献本式には慰霊碑を見守ってきた宮古島市の関係者ら約30人が参列。初めて同慰霊碑前に立ったという下地敏彦市長は「70年前のきょう、この宮古島から最後の特攻の若者が出撃した。前途有望な若者が死地に向かう心情を思うと心が痛む。その悲しい生きざまが一つの本になり慰霊碑に献上された。感慨深い。一人でも多くの人に読んでもらい、戦争の悲惨さが風化しないように伝えてほしい」とあいさつした。

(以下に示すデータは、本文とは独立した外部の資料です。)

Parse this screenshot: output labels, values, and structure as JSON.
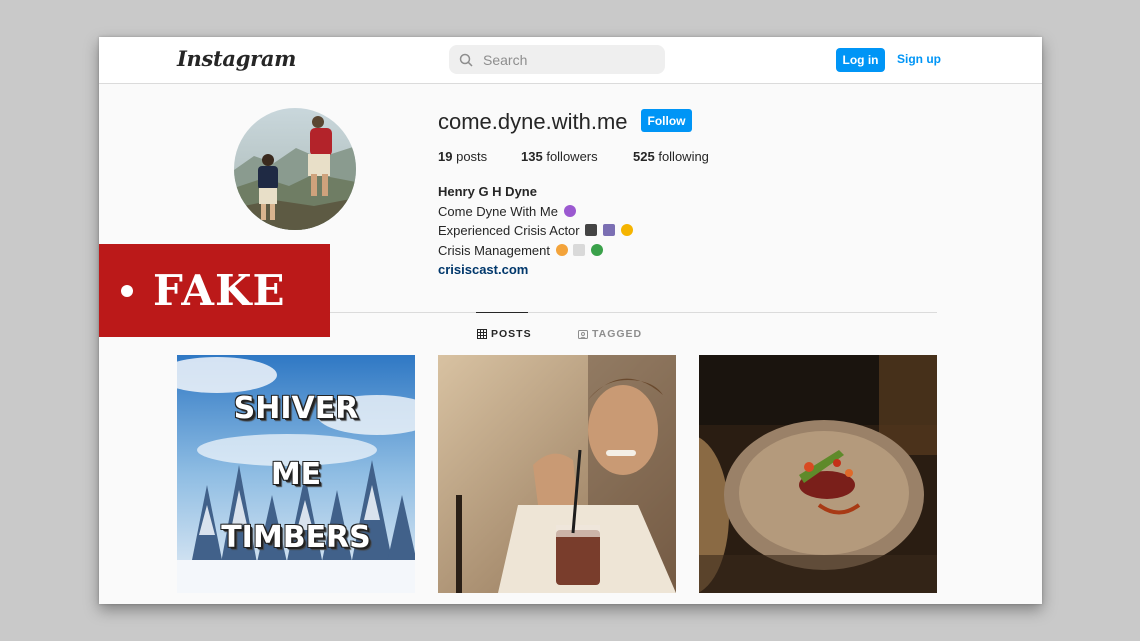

古川氏は「皆さんの尊い命の代償として、今や日本列島は平和な戦後70年の夏の盛りを迎えている。この絢爛(けんらん)たる繁栄、乱を知ることのない平穏な日々は、皆さんが倒れた魂魄(こんぱく)がもたらすもの」とし、平和維持には「今を生きている者の努力はもちろん、死者たるあなた方の雄魂の助けをお借りしなければならない」と、70年前に沖縄の海に散った7人の名をあげながら祭文を読み上げ、著書を供えた。

古川氏の妻で歌人、森重香代子さんが「挽歌(ばんか)」と題して碑前で「片道の機に乗り独り月明き空を昇りてゆきし少年」「還らざりし少年の碑にすを張りて蜘蛛(くも)ゐず宮古島の空の明るさ」の2首を朗読した。
 
献本式には、本紙に「木枯し帰るところなし」の連載で挿絵を担当したデザイナー三戸光顕氏ら約10人も下関から参列。うに甚本舗の上田玲子社長はハーモニカ演奏で「赤トンボ」を披露した。